4. Une implication des autorités coutumières et des fournisseurs locaux des services de sécurité dans le processus de RGSS
« Au niveau de la région, les services essentiels de sécurité et de justice sont souvent assurés par les acteurs coutumiers et traditionnels. Les États membres doivent par conséquent intégrer ces acteurs dans les processus nationaux de RGSS en vue de s’assurer du respect des principes fondamentaux de la gouvernance démocratique, de l’état de droit et des droits humains. Les expériences et les points de vue des acteurs traditionnels et coutumiers des services de sécurité sont d’importance essentielle pour l’élaboration des programmes, des projets et d’activités de la RGSS. »
5. L’implication effective des organisations de la société civile et des médias
« La CEDEAO reconnait le rôle positif joué par les OSC et les média dans la promotion de la paix et de la sécurité en Afrique de l’Ouest. Ces rôles sont réaffirmés dans le Protocole sur la démocratie et la bonne gouvernance (2001) et dans le Cadre de prévention des conflits de la CEDEAO (2008). Les États membres de la CEDEAO doivent veiller à la participation pleine et effective des OSC et des média aux phases de formulation, de conception, de mise en œuvre, de suivi et d’évaluation des programmes, des projets et activités de RGSS.»
6. La création d’institutions de contrôle et de surveillance démocratiques
7. Une stratégie efficace de mobilisation de ressources et financement des programmes de la RGSS
« Les États membres mettront en place une stratégie efficace de mobilisation de ressources, à partir de sources intérieures et extérieures, afin de garantir le financement à long terme des programmes de la RGSS. »
8. Un cadre national pour l’établissement de partenariats et la coopération
« Les États membres mettront en place une structure ou un cadre national de coopération et de partenariat pour soutenir la mise en œuvre des programmes en matière de RGSS. »
9. Une stratégie efficace de communication
10. Un mécanisme de suivi, de révision et d’évaluation
« Les États membres engagés dans la mise en œuvre des programmes de RGSS sont encouragés à élaborer et mettre en œuvre des mécanismes et des indicateurs appropriés de suivi, de révision et d’évaluation ».
Ces dix caractéristiques essentielles constituent ainsi un guide de référence institué par la CEDEAO elle-même pour inviter ses États-membres à inscrire les processus qu’ils entreprennent pour réformer la gouvernance de leur système de sécurité dans un schéma cohérent et harmonisé à l’échelle régionale.
En se référant exclusivement à ces dix caractéristiques essentielles validées par les Chefs d’État de la CEDEAO, l’African Security Sector Network (ASSN) – qui a travaillé dès 2008 avec la CEDEAO pour contribuer à l’élaboration du « Cadre politique pour la réforme et la gouvernance du secteur de la sécurité » – s’est jointe au Geneva Centre for Security Sector Governance (DCAF) pour définir un Indice permettant de mesurer leur mise en œuvre dans les États-membres de l’organisation.

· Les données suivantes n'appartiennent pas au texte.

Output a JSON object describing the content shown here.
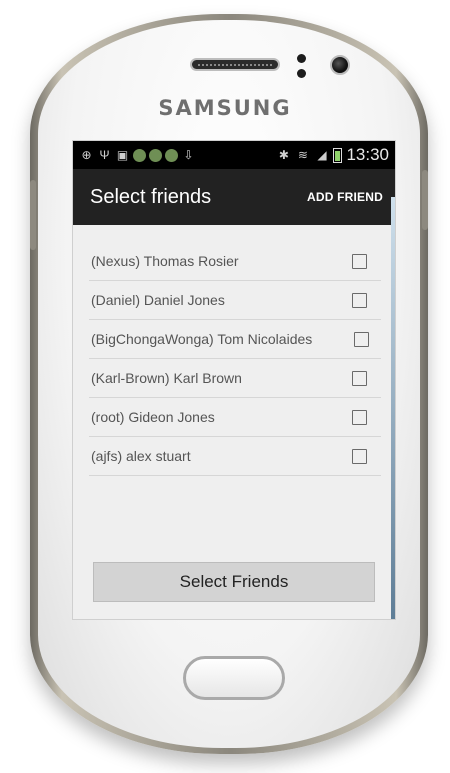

A partir des cas spécifiques du Burkina Faso, du Mali et du Niger, l’ASSN et le DCAF se sont appuyés entre 2020 et 2022 sur l’assistance technique du Réseau de Sécurité et de Défense de l’Amérique Latine (RESDAL), afin de pouvoir transférer à l’Afrique de l’Ouest son expertise en matière de suivi des questions de défense et de sécurité dans les pays latino-américains. L’ASSN, le DCAF et le RESDAL tiennent à remercier le Royaume du Danemark pour le soutien apporté à l’élaboration de cet Indice à travers le Programme Régional “Sahel Paix et Stabilisation du Danemark” 2018-2021 (Sahel PSP II)
Résultat de ses efforts, l’Indice de gouvernance de la sécurité en Afrique présenté ici est un outil mis à la disposition de la CEDEAO et de ses États-membres pour suivre les évolutions de la gouvernance de la sécurité en fonction des principes qu’ils ont eux-mêmes définis. Il se veut également un instrument mis au service des organisations de la société civile, des partenaires internationaux et du monde académique.